Who is in any position to say what exists necessarily? By that do you mean that it isn't possible for us to conceive of it not existing? But is it possible for anything to exist without our being able to conceive of it? How can any of us answer that?
These are just words and categories with dissonant associations, nothing to be alarmed about .. and nothing to figure out. You've got the "exist" bee and the "necessarily" bee stuck in the same bottle and the resulting buzz is disturbing. So let them out, let them go.
I agree that words don't contain any real magic, but they are the best we've got when it comes to expressing ideas. Some ideas even correspond to real things. At least that's how I see it.
Existence, at least for me, isn't a thing, but it is the most fundamental aspect which a thing does. Existence is a verb. If a thing is actually a thing, then (whatever it is) that must mean it is existing. Existence, therefore, is the nominal way by which we can describe the most fundamental "act" of any real thing. It is existing. If it isn't existing, then it can only be an idea of a thing rather than a thing actually existing.

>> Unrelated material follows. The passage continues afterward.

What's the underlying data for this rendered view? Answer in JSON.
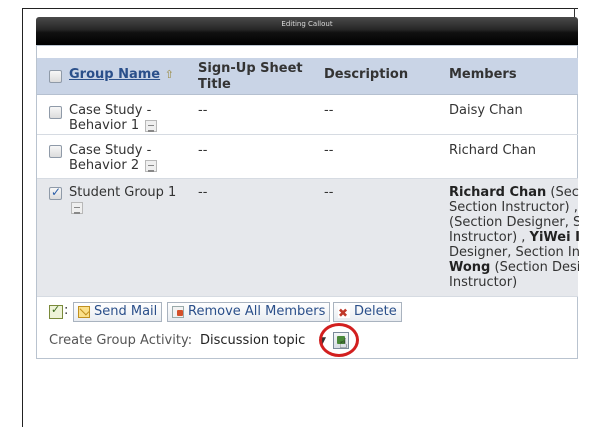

I am not really interested in trying to conceive of what this necessary thing might be, at least not in this thread. I start with the dichotomy: either a thing is existing on the condition that another thing is also existing, or it is not.
(1) Most things I observe and experience exist on the condition that some other thing is also existing => If that is true (and I am pretty sure it is), then EITHER (2) ALL things are existing on the condition that some other thing is existing OR (2) Some things are existing without the condition that some other thing exists. This thread is aimed at examining those 3 propositions.
True, proposition (1) is a bunch of words, but it more or less adequately expresses an idea which I think corresponds to reality. Either (2) or (3) follow from (1) when combined with some other observation or proposition.